Berdasarkan pantauan, para siswa tampak membawa spanduk serta poster dukungan. Sebagian di antaranya bahkan masih mengenakan seragam sekolah. Layaknya aksi demonstrasi, pawai ini juga dilengkapi dengan mobil komando yang melantangkan orasi di tengah massa.
Aksi ini menyisakan keluhan di tingkat pendidik. Seorang guru yang enggan identitasnya diungkap mengaku terkejut dengan agenda tersebut. Pasalnya, instruksi menghadiri pawai tidak dikirim melalui undangan resmi, melainkan hanya disebar melalui pesan singkat WhatsApp di grup-grup sekolah.
“Kami pun kaget, apalagi ini hari Minggu acaranya. Terpaksalah ikut,” keluh guru tersebut.
Disdik Batam Berdalih demi Salurkan Aspirasi Orang Tua
MENANGGAPI polemik ini, Kepala Dinas Pendidikan Kota Batam, Hendri Arulan, membenarkan bahwa pihaknya menginisiasi pengerahan guru dan siswa dalam pawai tersebut.
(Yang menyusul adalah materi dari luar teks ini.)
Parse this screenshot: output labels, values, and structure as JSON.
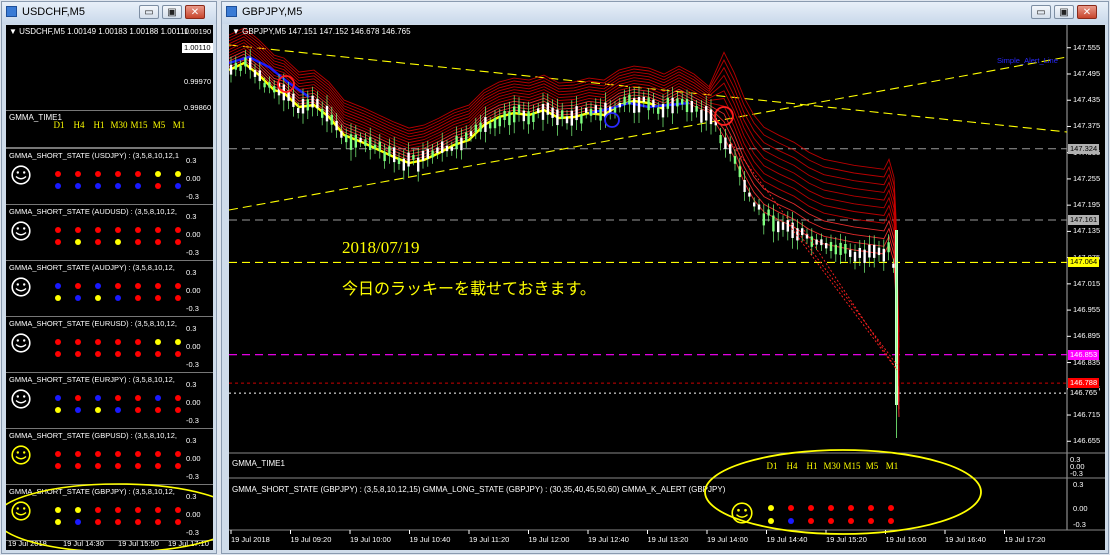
{
  "left_window": {
    "title": "USDCHF,M5",
    "minimize": "▭",
    "maximize": "▣",
    "close": "✕",
    "chart_header": "▼ USDCHF,M5  1.00149 1.00183 1.00188 1.00110",
    "price_labels": [
      "1.00190",
      "1.00110",
      "0.99970",
      "0.99860"
    ],
    "time_panel_title": "GMMA_TIME1",
    "timeframes": [
      "D1",
      "H4",
      "H1",
      "M30",
      "M15",
      "M5",
      "M1"
    ],
    "axis_labels": [
      "0.3",
      "0.00",
      "-0.3"
    ],
    "panels": [
      {
        "title": "GMMA_SHORT_STATE (USDJPY) : (3,5,8,10,12,1",
        "face": "white",
        "top_row": [
          "red",
          "red",
          "red",
          "red",
          "red",
          "yellow",
          "yellow"
        ],
        "bottom_row": [
          "blue",
          "blue",
          "blue",
          "blue",
          "blue",
          "red",
          "blue"
        ]
      },
      {
        "title": "GMMA_SHORT_STATE (AUDUSD) : (3,5,8,10,12,",
        "face": "white",
        "top_row": [
          "red",
          "red",
          "red",
          "red",
          "red",
          "red",
          "red"
        ],
        "bottom_row": [
          "red",
          "yellow",
          "red",
          "yellow",
          "red",
          "red",
          "red"
        ]
      },
      {
        "title": "GMMA_SHORT_STATE (AUDJPY) : (3,5,8,10,12,",
        "face": "white",
        "top_row": [
          "blue",
          "red",
          "blue",
          "red",
          "red",
          "red",
          "red"
        ],
        "bottom_row": [
          "yellow",
          "blue",
          "yellow",
          "blue",
          "red",
          "red",
          "red"
        ]
      },
      {
        "title": "GMMA_SHORT_STATE (EURUSD) : (3,5,8,10,12,",
        "face": "white",
        "top_row": [
          "red",
          "red",
          "red",
          "red",
          "red",
          "yellow",
          "yellow"
        ],
        "bottom_row": [
          "red",
          "red",
          "red",
          "red",
          "red",
          "red",
          "red"
        ]
      },
      {
        "title": "GMMA_SHORT_STATE (EURJPY) : (3,5,8,10,12,",
        "face": "white",
        "top_row": [
          "blue",
          "red",
          "blue",
          "red",
          "red",
          "blue",
          "red"
        ],
        "bottom_row": [
          "yellow",
          "blue",
          "yellow",
          "blue",
          "red",
          "red",
          "red"
        ]
      },
      {
        "title": "GMMA_SHORT_STATE (GBPUSD) : (3,5,8,10,12,",
        "face": "yellow",
        "top_row": [
          "red",
          "red",
          "red",
          "red",
          "red",
          "red",
          "red"
        ],
        "bottom_row": [
          "red",
          "red",
          "red",
          "red",
          "red",
          "red",
          "red"
        ]
      },
      {
        "title": "GMMA_SHORT_STATE (GBPJPY) : (3,5,8,10,12,",
        "face": "yellow",
        "top_row": [
          "yellow",
          "yellow",
          "red",
          "red",
          "red",
          "red",
          "red"
        ],
        "bottom_row": [
          "yellow",
          "blue",
          "red",
          "red",
          "red",
          "red",
          "red"
        ]
      }
    ],
    "time_labels": [
      "19 Jul 2018",
      "19 Jul 14:30",
      "19 Jul 15:50",
      "19 Jul 17:10"
    ]
  },
  "main_window": {
    "title": "GBPJPY,M5",
    "minimize": "▭",
    "maximize": "▣",
    "close": "✕",
    "chart_header": "▼ GBPJPY,M5  147.151 147.152 146.678 146.765",
    "indicator_label": "Simple_Alert_Line",
    "annotation_date": "2018/07/19",
    "annotation_text": "今日のラッキーを載せておきます。",
    "price_ticks": [
      "147.555",
      "147.495",
      "147.435",
      "147.375",
      "147.315",
      "147.255",
      "147.195",
      "147.135",
      "147.075",
      "147.015",
      "146.955",
      "146.895",
      "146.835",
      "146.775",
      "146.715",
      "146.655"
    ],
    "price_markers": [
      {
        "label": "147.324",
        "bg": "#b0b0b0",
        "fg": "#000000"
      },
      {
        "label": "147.161",
        "bg": "#b0b0b0",
        "fg": "#000000"
      },
      {
        "label": "147.064",
        "bg": "#ffff00",
        "fg": "#000000"
      },
      {
        "label": "146.853",
        "bg": "#ff00ff",
        "fg": "#ffffff"
      },
      {
        "label": "146.788",
        "bg": "#ff0000",
        "fg": "#ffffff"
      },
      {
        "label": "146.765",
        "bg": "#000000",
        "fg": "#ffffff"
      }
    ],
    "time_panel_title": "GMMA_TIME1",
    "timeframes": [
      "D1",
      "H4",
      "H1",
      "M30",
      "M15",
      "M5",
      "M1"
    ],
    "state_panel_title": "GMMA_SHORT_STATE (GBPJPY) : (3,5,8,10,12,15)  GMMA_LONG_STATE (GBPJPY) : (30,35,40,45,50,60)  GMMA_K_ALERT (GBPJPY)",
    "state_face": "yellow",
    "state_top_row": [
      "yellow",
      "red",
      "red",
      "red",
      "red",
      "red",
      "red"
    ],
    "state_bottom_row": [
      "yellow",
      "blue",
      "red",
      "red",
      "red",
      "red",
      "red"
    ],
    "state_axis": [
      "0.3",
      "0.00",
      "-0.3"
    ],
    "time_panel_axis": [
      "0.3",
      "0.00",
      "-0.3"
    ],
    "time_labels": [
      "19 Jul 2018",
      "19 Jul 09:20",
      "19 Jul 10:00",
      "19 Jul 10:40",
      "19 Jul 11:20",
      "19 Jul 12:00",
      "19 Jul 12:40",
      "19 Jul 13:20",
      "19 Jul 14:00",
      "19 Jul 14:40",
      "19 Jul 15:20",
      "19 Jul 16:00",
      "19 Jul 16:40",
      "19 Jul 17:20"
    ]
  },
  "colors": {
    "red": "#ff0000",
    "blue": "#1a1aff",
    "yellow": "#ffff00",
    "ribbon": "#cc0000",
    "highlight": "#ffff00"
  }
}
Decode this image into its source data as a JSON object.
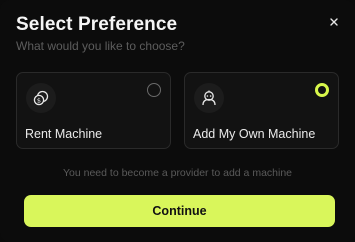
{
  "modal": {
    "title": "Select Preference",
    "subtitle": "What would you like to choose?"
  },
  "options": [
    {
      "label": "Rent Machine",
      "icon": "coins-icon",
      "selected": false
    },
    {
      "label": "Add My Own Machine",
      "icon": "robot-icon",
      "selected": true
    }
  ],
  "notice": "You need to become a provider to add a machine",
  "continue_label": "Continue",
  "colors": {
    "accent": "#d9f65b",
    "background": "#0c0c0c",
    "card": "#121212"
  }
}
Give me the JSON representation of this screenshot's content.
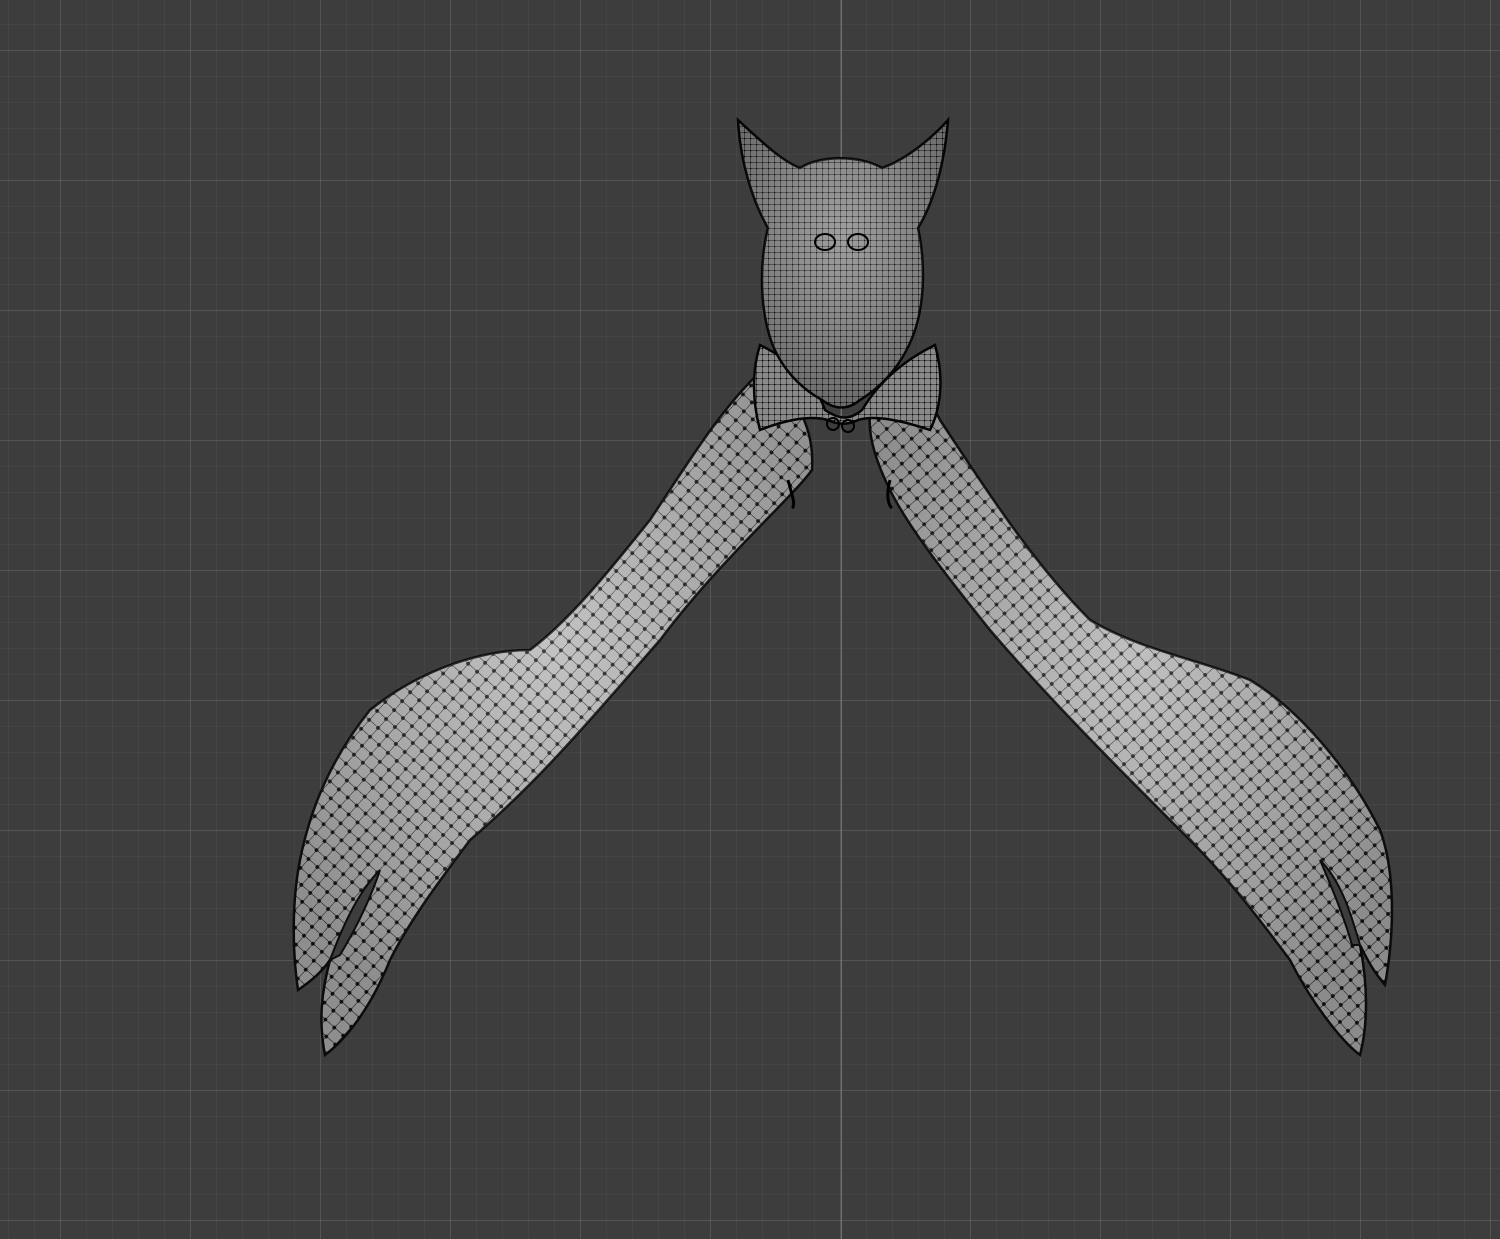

Hendri berdalih, langkah ini diambil menyusul banyaknya protes dari orang tua murid terkait tersendatnya program MBG di Batam akibat kendala anggaran.
Hendri menjelaskan bahwa ide pawai ini lahir dari pertemuan yang ia gelar bersama para guru untuk membahas keluhan para orang tua.
“Inilah (pawai mendukung MBG) yang pantas kita lakukan. Kita sampaikan masukan ke kawan-kawan DPRD untuk disampaikan kepada pemerintah pusat, bahwa program MBG ini bagus,” kata Hendri kepada media di Batam.
Terkait keluhan para guru yang merasa keberatan karena harus turun ke jalan pada hari libur, Hendri enggan berkomentar banyak. Ia hanya menegaskan bahwa kehadiran dalam pawai tersebut bersifat sukarela. “Undangan hanya untuk yang mau ikut,” pungkasnya.